Here, information related to the anonymous unrelated donor was understandably limited, but the relevant donor registry was informed of the potential risk of malignancy for the donor.

It is known that CTCL may present indolently,11 but the heterogenous presentation of this case, along with the requirement for ongoing GvHD therapy, complicated diagnosis. It may be postulated that ECP, originally developed for the treatment of erythrodermic CTCL,13 inhibited an earlier fulminant clinico-pathological presentation. Indeed, a review of histological examinations undertaken at the time of presumed cutaneous sarcoid suggested that in retrospect, the ‘cytologically bland’ lymphocytic infiltrates did have a similar folliculocentric pattern of infiltration as the later folliculotropic mycosis fungoides, and that the granulomatous response may have been due to a rupture reaction.

Survivorship following haematopoietic stem cell transplantation (HSCT) is of increasing importance as the safety of the procedures improves. Secondary malignancy is a devastating complication that contributes to the morbidity and mortality after HSCT.

We present the first case of folliculotropic mycosis fungoides (stage IVA2) following HSCT to derive from an unrelated donor. A positive response to brentuximab is reported.

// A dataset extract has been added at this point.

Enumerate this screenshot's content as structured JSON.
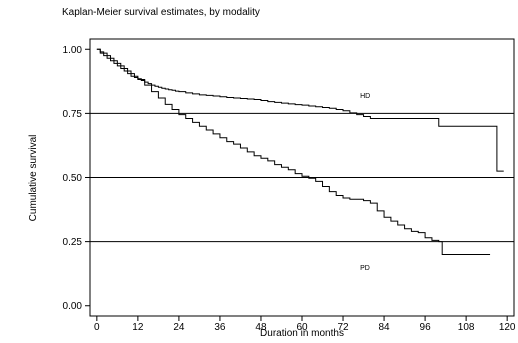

We describe an evolving pathology with a multifactorial aetiology including intractable cutaneous graft versus host disease and long-term profound immunosuppression.

Diagnosis required a high index of clinical suspicion and a cohesive multidisciplinary approach. This case highlights the vigilance required while monitoring patients following HSCT, and others on long-term immunosuppression for alternative diagnoses.